Apparently this is an egregious problem in Michigan too.
http://www.lansingstatejournal.com/story/news/local/2017/10/03/judge-requests-investigation-lansing-lawyer-conflicts-interest-judge-requests-investigation-lansing/712704001/
I do not doubt it. I could fill a book with the horrifying experiences we've encountered in caring for my grandparents over the years, many of those years in Michigan. My mother is my grandparents' only child and she lives back in Poland from whence they came, because Nazis.
In lieu of memoir I will list some highlights:
A hospital in Michigan sent my grandfather to a nursing home via ambulance, without any permission from ANYONE, dying grandfather or living spouse included. They sent him there in nothing more than a hospital gown, with electrodes and crap still stuck on his chest. The clothes and personal effects from his arrival at the hospital? Who the hell knows?
We physically removed him from the nursing home the same day, as in, I did not ask anybody anything and just hired a personal ambulance and wheeled him out myself, once we FOUND OUT WHERE HE WAS, which was NOT easy. The hospital literally would not tell my grandmother where her husband was. I thought the experience would be the end of both of them.
More recently, my grandmother lay in another Michigan hospital for four days, in agony, with no more than Tylenol 3 once per day and NO diagnosis. Despite this total lack of comprehension about a marked change in her condition, we were told it was "time for her to go to a nursing home."

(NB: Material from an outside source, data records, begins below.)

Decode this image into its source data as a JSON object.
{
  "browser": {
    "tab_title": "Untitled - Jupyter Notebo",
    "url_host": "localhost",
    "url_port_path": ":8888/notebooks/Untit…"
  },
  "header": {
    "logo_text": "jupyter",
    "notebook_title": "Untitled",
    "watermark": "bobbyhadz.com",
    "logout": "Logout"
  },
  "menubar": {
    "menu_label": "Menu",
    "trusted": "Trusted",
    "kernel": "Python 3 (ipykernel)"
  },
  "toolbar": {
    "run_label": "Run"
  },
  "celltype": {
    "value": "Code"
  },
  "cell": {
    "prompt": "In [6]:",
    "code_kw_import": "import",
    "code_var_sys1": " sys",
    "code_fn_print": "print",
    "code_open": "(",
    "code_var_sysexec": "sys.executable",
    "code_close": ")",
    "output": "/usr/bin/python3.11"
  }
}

I had to physically put myself between my grandmother and the social worker and guardian type person (as in, stand between them and her bed, arms outstretched), and I have full POA. I was at the hospital for 14-20 hours/day for seven consecutive days because I knew that, the minute I left, the guardian would swoop in and they'd probably do what they did to my grandfather.
Grandma now lives in California with me and is doing marvelously, walking all over and pain free.
We don't have children and won't, and after these experiences I have cold, pure terror of aging in this country. But, I also know that most of the people in hospitals and nursing homes did have kids, and you don't necessarily see much of them.